Telemaco Signorini – SOLD

Telemaco Signorini (1835 - Florence - 1901)

Castiglioncello, 1861-2

Oil on panel, 11.5 x 29.5 cm
A hand-written evaluation on the verso by Piero Dini reads Il dipinto è opera significativa / databile intorno al 1861-62 e / rappresenta un paesaggio verso Castiglioncello / Piero Dini

Provenance:
Manzoni Galleria d'Arte, Milan, auction sale, 28 November 1969, lot 68
Molino delle Armi Galleria d'Arte, Milan, auction sale, 4 June 1981, lot 75
Galleria Olivares, Milan
Private collection, Milan

Authenticated by Istituto Matteucci, Viareggio (archiving certification number 55715)

→ DEUTSCHER TEXT (pdf)

 

The group of young secessionist painters known as the Macchiaioli entered a new phase after the turbulence of their early years, when in 1861 they embarked on the discovery of landscape in the countryside of Tuscany. Their search for subjects was closely associated with the name of Diego Martelli[1] (1839-96) and the large country estate he owned near Castiglioncello, a small coastal town in the Maremma.[2] Martelli’s father had died in August 1861, leaving his son the estate. Martelli invited the Macchiaioli to visit him and the estate soon became something of a haven for them – a secluded setting where they could develop their artistic ideas and work directly from nature. The estate was to be their chief focus in the years that followed – Martelli was even to use the term ‘the School of Castiglioncello’.

Fig. 1 Giovanni Boldini, Portrait of Diego Martelli, c.1865, oil on canvas, 14.8 x 19 cm, Florence, Galleria d’Arte Moderna di Palazzo Pitti

Fig. 1 Giovanni Boldini, Portrait of Diego Martelli, c.1865, oil on canvas, 14.8 x 19 cm, Florence, Galleria d’Arte Moderna di Palazzo Pitti

Martelli (Fig. 1) energetically championed the work of the Macchiaioli, becoming their theoretician and sponsor. He was one of the leading art critics of his time and kept in close contact with artists, writers and critics in Paris. He was a close friend of Degas and Zola. In 1867 he founded the journal Il Gazzettino delle Arti del Disegno, the voice of Italian artistic modernism in general and of the Macchiaioli in particular. Signorini was its leading columnist – he wrote twenty-five articles for the journal in the twelve months of its life.[3]

Signorini travelled to Castiglioncello in the company of Martelli, Giuseppe Abbati and Michele Tedesco on 4 August 1861. Signorini describes this first visit in his autobiography. He had recently returned from Paris and was full of fresh ideas. He had seen paintings by François Millet and Jules Breton, and been introduced to the work of Corot and Courbet. He had rounded off the visit to France by familiarizing himself with the whole range of contemporary developments in French painting at the Paris Salon. He was now well prepared to depict the striking scenery and intense light of the Maremma.

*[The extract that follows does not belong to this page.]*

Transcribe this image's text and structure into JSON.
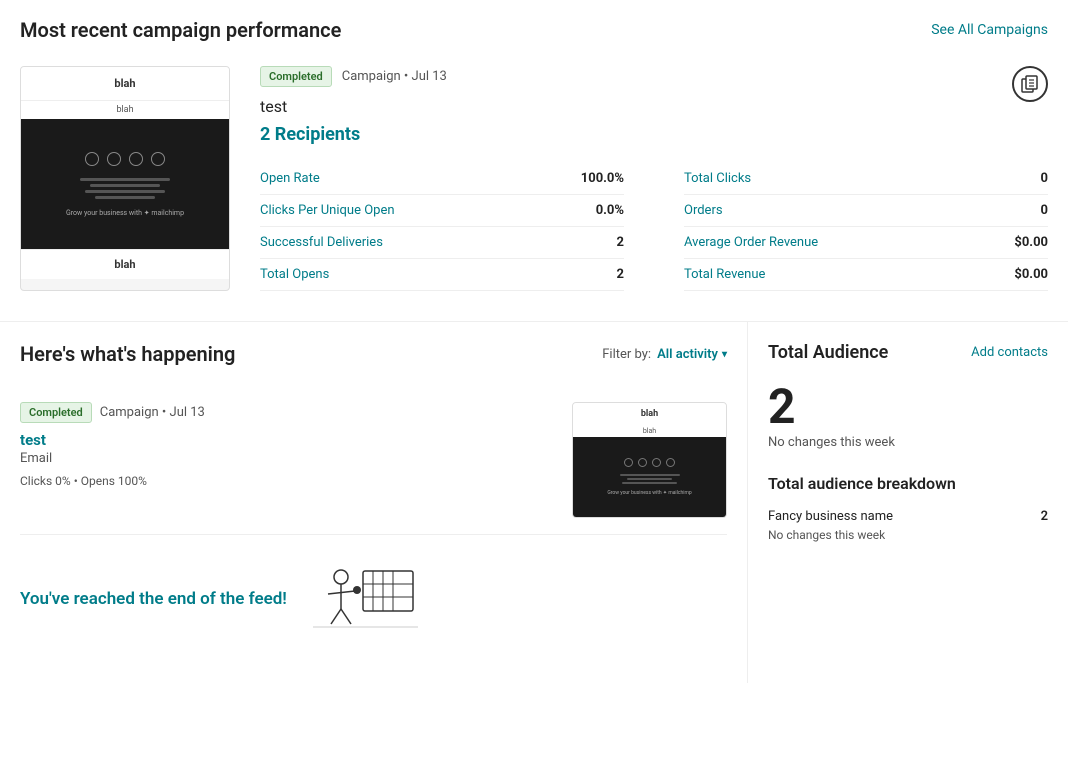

This oil study is one of very few extant studies executed by Signorini at Castiglioncello. The landscape is suffused with the warmth of direct summer sunlight. The composition is framed at the left by part of the high wall enclosing Martelli’s property. A mature agave hugs the foot of the wall and at its corner is an ilex. A single stroke of white is used to indicate a track which leads the eye towards a range of hills in the near distance. The rich, slightly iridescent tone of the exposed surface of the panel is allowed to show through, supplying a vibrant compositional element underneath the quick touches and dabs of the brush. These dabs of colour are highly characteristic of the work of the Macchiaioli. The support Signorini has chosen is a panel of thin satinwood veneer, a rare tropical hardwood traditionally used in cabinet-making in the eighteenth and early nineteenth centuries.


 

[1] See Piero Dini and Francesca Dini, Diego Martelli, l’amico dei Macchiaioli e degli Impressionisti, exhib. cat., Castiglioncello, Galleria comunale d’arte contemporanea - Castello Pasquini, 1996.

[2] Eid., I Macchiaioli e la Scuola di Castiglioncello, exhib. cat., Castiglioncello, Galleria comunale d’arte contemporanea - Castello Pasquini, 1990.

[3] Martelli also owned a collection of work by the Macchiaioli. He bequeathed it to the City of Florence in 1896. See Toskanische Impressionen. Der Beitrag der Macchiaioli zum europäischen Realismus, exhib. cat., Munich, Bayerische Staatsgemäldesammlungen and Haus der Kunst, Munich 1975, pp. 20-6.